For several years in her early teens, she sang in Spanish with a local group at the Technical University of Oruro, but the pull of her native tradition was strong and by age 15, she joined a professional group called Los Provincianos who sang in both Spanish and Quechua.

==Career==
In her early teens she moved to Oruro, and started expressing herself through her songs. Once she went to a radio station and sang the national anthem of Bolivia, the only song in Spanish that she knew. Later on she was selected as the lead singer by a musical band that participated in a contest in Cochabamba. The popular songs she sang in this occasion were designed to meet the demands of the vast popular segments of the population, mostly descendants of indigenous peoples but who already lived in the cities and spoke Spanish. Afterwards, "Siway Azucena", a melody composed by her inspired by the music of Northern Potosí, spread throughout the country, the first truly indigenous song to have widespread popular success.

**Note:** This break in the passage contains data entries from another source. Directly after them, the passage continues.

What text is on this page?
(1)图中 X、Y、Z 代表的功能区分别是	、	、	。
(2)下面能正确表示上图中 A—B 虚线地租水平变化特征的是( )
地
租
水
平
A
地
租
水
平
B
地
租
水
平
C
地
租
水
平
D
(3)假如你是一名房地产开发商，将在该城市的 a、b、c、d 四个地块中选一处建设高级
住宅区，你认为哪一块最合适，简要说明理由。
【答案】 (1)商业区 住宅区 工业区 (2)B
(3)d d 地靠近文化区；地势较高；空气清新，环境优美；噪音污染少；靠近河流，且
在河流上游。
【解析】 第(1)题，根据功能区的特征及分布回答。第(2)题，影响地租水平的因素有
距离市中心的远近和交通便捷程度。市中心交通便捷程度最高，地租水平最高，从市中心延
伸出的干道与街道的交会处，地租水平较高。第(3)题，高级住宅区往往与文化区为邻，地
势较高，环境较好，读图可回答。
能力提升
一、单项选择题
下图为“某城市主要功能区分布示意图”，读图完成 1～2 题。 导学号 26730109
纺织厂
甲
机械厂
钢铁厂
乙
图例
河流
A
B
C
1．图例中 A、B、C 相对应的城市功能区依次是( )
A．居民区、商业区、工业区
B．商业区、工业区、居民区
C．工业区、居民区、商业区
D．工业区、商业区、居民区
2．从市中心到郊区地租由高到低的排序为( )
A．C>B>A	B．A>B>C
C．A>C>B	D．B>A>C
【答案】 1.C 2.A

Contrary to the prevalent trend of modernisation, she started looking deeper into the cultural and musical ways of the Andes and singing in Quechua, rather than Spanish. The main ingredient was not to please the audiences that kept growing but rather to use her music as an expression of rebellion against the predominance of western cultural ways over indigenous ones, as a way to show that this so far subordinated world also had a contribution to make, and as a way to build more harmonious relationships among the peoples of the world. In this quest, she authored and coauthored a number of songs for children: "Ima sarata munanki" ("What kind of corn do you want"), "Aylluman kutiripuna" ("Let us return to the community") and many others. These songs became popular with children in rural schools.

In the late 1980s, she travelled to Paris to continue her musical evolution and be taken seriously as an artist. According to Sergio Cáceres, former Bolivian ambassador to UNESCO, "Luzmilla suffered a double discrimination in Bolivia by being at the same time indigenous and a woman in a very racist and male dominated society. She created something more profound than urban folklore. Her music is a symbol for oppressed cultures."

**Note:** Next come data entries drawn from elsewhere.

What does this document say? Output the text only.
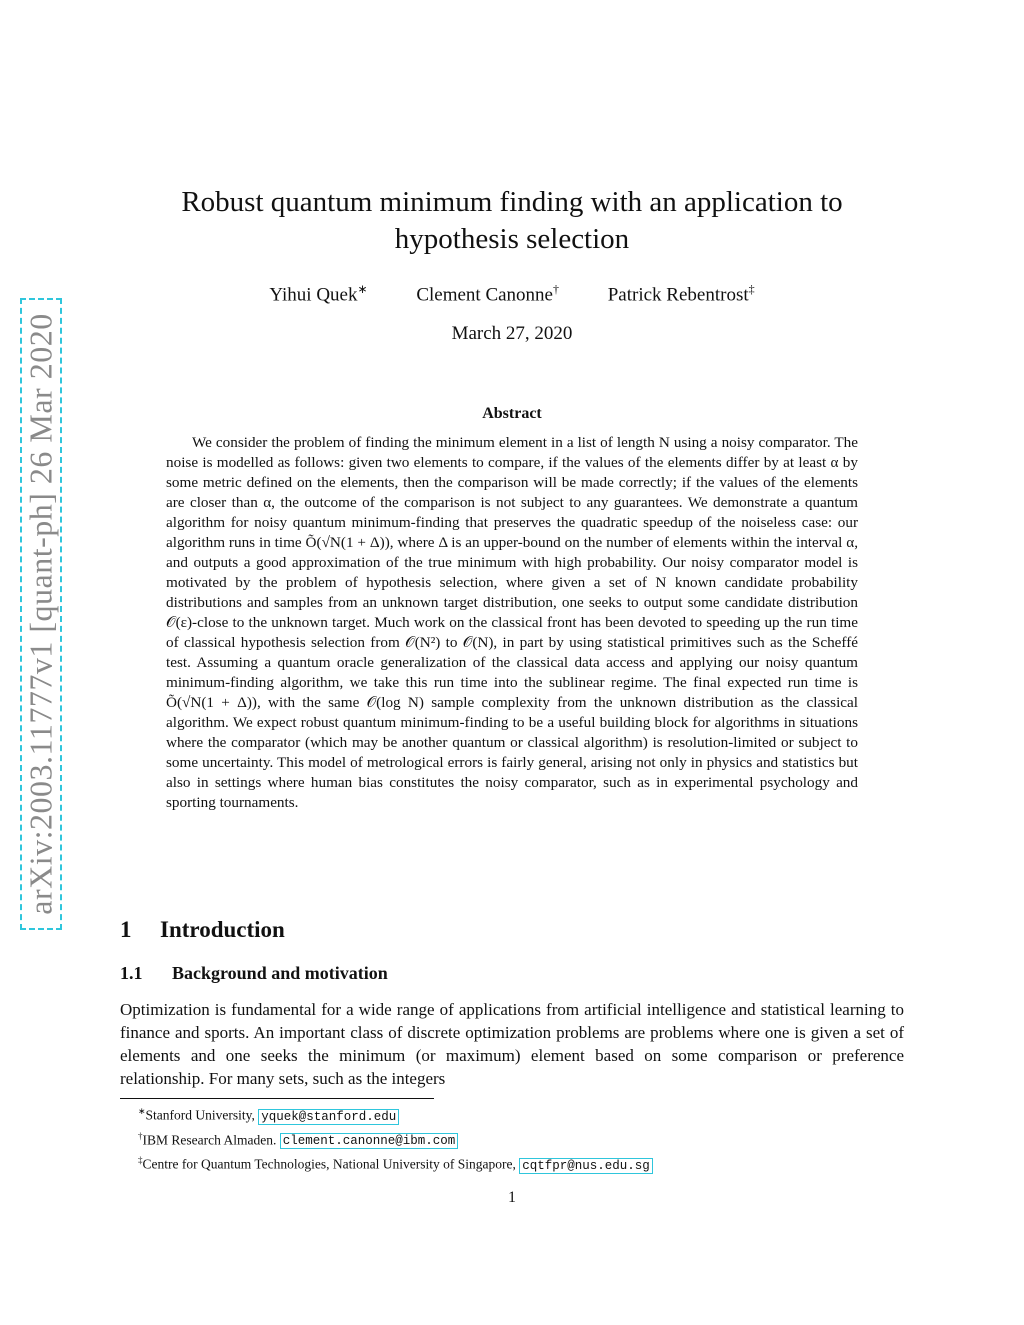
arXiv:2003.11777v1 [quant-ph] 26 Mar 2020
Robust quantum minimum finding with an application to hypothesis selection
Yihui Quek∗	Clement Canonne†	Patrick Rebentrost‡
March 27, 2020
Abstract

We consider the problem of finding the minimum element in a list of length N using a noisy comparator. The noise is modelled as follows: given two elements to compare, if the values of the elements differ by at least α by some metric defined on the elements, then the comparison will be made correctly; if the values of the elements are closer than α, the outcome of the comparison is not subject to any guarantees. We demonstrate a quantum algorithm for noisy quantum minimum-finding that preserves the quadratic speedup of the noiseless case: our algorithm runs in time Õ(√N(1 + Δ)), where Δ is an upper-bound on the number of elements within the interval α, and outputs a good approximation of the true minimum with high probability. Our noisy comparator model is motivated by the problem of hypothesis selection, where given a set of N known candidate probability distributions and samples from an unknown target distribution, one seeks to output some candidate distribution 𝒪(ε)-close to the unknown target. Much work on the classical front has been devoted to speeding up the run time of classical hypothesis selection from 𝒪(N²) to 𝒪(N), in part by using statistical primitives such as the Scheffé test. Assuming a quantum oracle generalization of the classical data access and applying our noisy quantum minimum-finding algorithm, we take this run time into the sublinear regime. The final expected run time is Õ(√N(1 + Δ)), with the same 𝒪(log N) sample complexity from the unknown distribution as the classical algorithm. We expect robust quantum minimum-finding to be a useful building block for algorithms in situations where the comparator (which may be another quantum or classical algorithm) is resolution-limited or subject to some uncertainty. This model of metrological errors is fairly general, arising not only in physics and statistics but also in settings where human bias constitutes the noisy comparator, such as in experimental psychology and sporting tournaments.

1 Introduction
1.1 Background and motivation

Optimization is fundamental for a wide range of applications from artificial intelligence and statistical learning to finance and sports. An important class of discrete optimization problems are problems where one is given a set of elements and one seeks the minimum (or maximum) element based on some comparison or preference relationship. For many sets, such as the integers

∗Stanford University, yquek@stanford.edu
†IBM Research Almaden. clement.canonne@ibm.com
‡Centre for Quantum Technologies, National University of Singapore, cqtfpr@nus.edu.sg
1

On 21 April 2006, President Evo Morales appointed Luzmila Carpio as Bolivia's ambassador to France. This position lasted four years, until 31 March 2010.

Yuyay Jap’ina Tapes was named one of Rolling Stone’s 10 best Latin albums of 2015 and referred to Carpio as being "possibly the most prolific indigenous artist in South America".

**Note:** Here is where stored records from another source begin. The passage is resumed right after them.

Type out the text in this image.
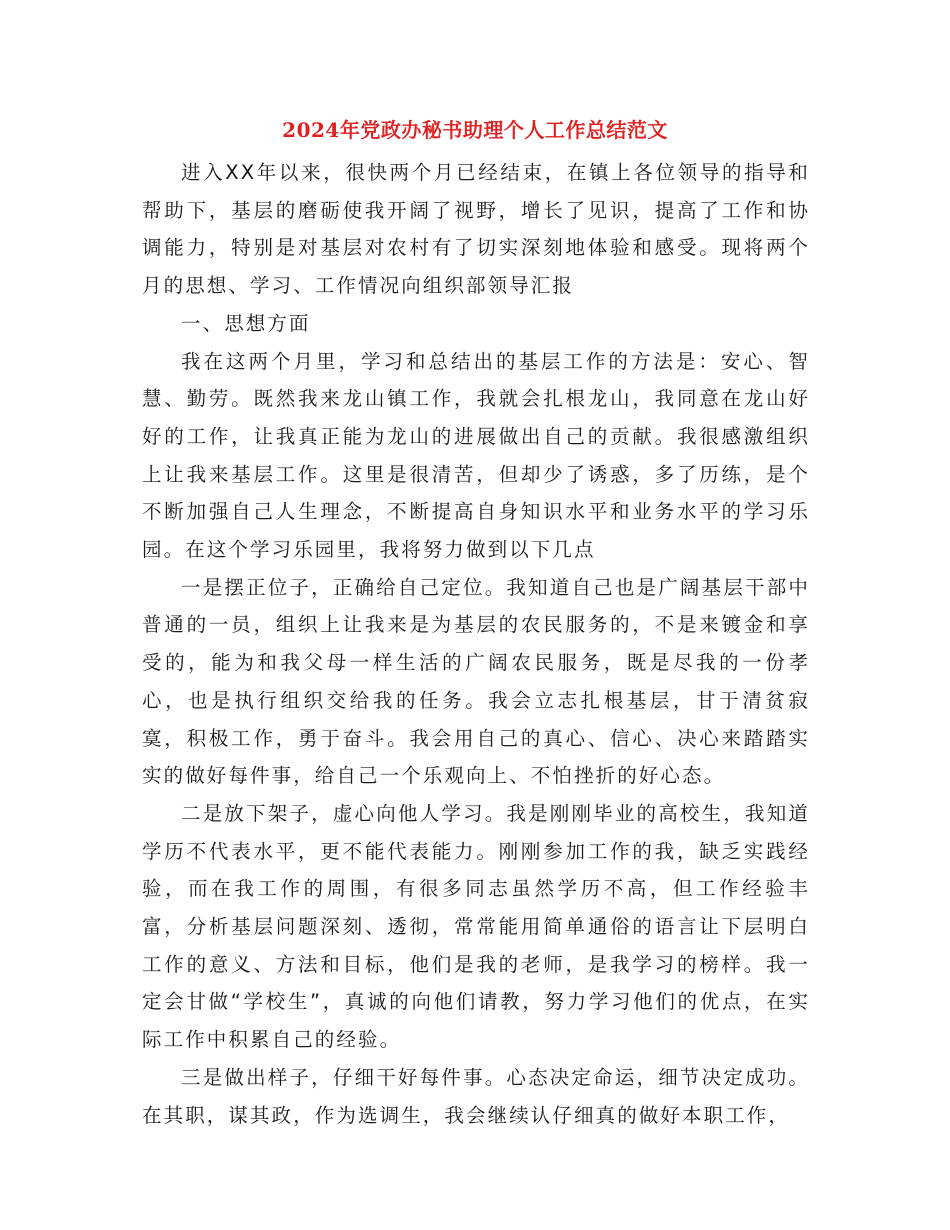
2024年党政办秘书助理个人工作总结范文

进入XX年以来，很快两个月已经结束，在镇上各位领导的指导和帮助下，基层的磨砺使我开阔了视野，增长了见识，提高了工作和协调能力，特别是对基层对农村有了切实深刻地体验和感受。现将两个月的思想、学习、工作情况向组织部领导汇报

一、思想方面

我在这两个月里，学习和总结出的基层工作的方法是：安心、智慧、勤劳。既然我来龙山镇工作，我就会扎根龙山，我同意在龙山好好的工作，让我真正能为龙山的进展做出自己的贡献。我很感激组织上让我来基层工作。这里是很清苦，但却少了诱惑，多了历练，是个不断加强自己人生理念，不断提高自身知识水平和业务水平的学习乐园。在这个学习乐园里，我将努力做到以下几点

一是摆正位子，正确给自己定位。我知道自己也是广阔基层干部中普通的一员，组织上让我来是为基层的农民服务的，不是来镀金和享受的，能为和我父母一样生活的广阔农民服务，既是尽我的一份孝心，也是执行组织交给我的任务。我会立志扎根基层，甘于清贫寂寞，积极工作，勇于奋斗。我会用自己的真心、信心、决心来踏踏实实的做好每件事，给自己一个乐观向上、不怕挫折的好心态。

二是放下架子，虚心向他人学习。我是刚刚毕业的高校生，我知道学历不代表水平，更不能代表能力。刚刚参加工作的我，缺乏实践经验，而在我工作的周围，有很多同志虽然学历不高，但工作经验丰富，分析基层问题深刻、透彻，常常能用简单通俗的语言让下层明白工作的意义、方法和目标，他们是我的老师，是我学习的榜样。我一定会甘做“学校生”，真诚的向他们请教，努力学习他们的优点，在实际工作中积累自己的经验。

三是做出样子，仔细干好每件事。心态决定命运，细节决定成功。在其职，谋其政，作为选调生，我会继续认仔细真的做好本职工作，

In 2015, ZZK Records remixed her music to create the album Luzmila Carpio meets ZZK that received critical acclaim and was described as "futuristic shamanism" by Vice and as "a condensation of tradition and futurism, of past and contemporary, of organic sounds and digital rhythms" by RFI.

== Works ==

She has released more than 25 albums and composed more than 120 songs. Her albums include:

- Chants des Indiens Quechua de Bolivie (Francia, 1983)
- Indianische Stimme (1988); Huayños (1989)
- Vida para los niños (1991)
- Warmikunapax (1993)
- Yayay Jap'ina (1994)
- Oratorio Andino Amazonico
- The Messenger Kuntur Mallku (2003)
- Arawi: The Spirit of the Andes (2004)
- Song of the Earth and Stars (2004)
- Luzmila Carpio Live. En concierto (2005)
- Yayay Jap'ina Tapes (2014)
- Inti Watana (El Retorno del Sol) (2023)

==Honours==
Luzmila Carpio has been awarded Grand Officer of the Order of Merit of the French Republic (Grande Officier de l'Ordre National du Mérite), on June 14, 2011.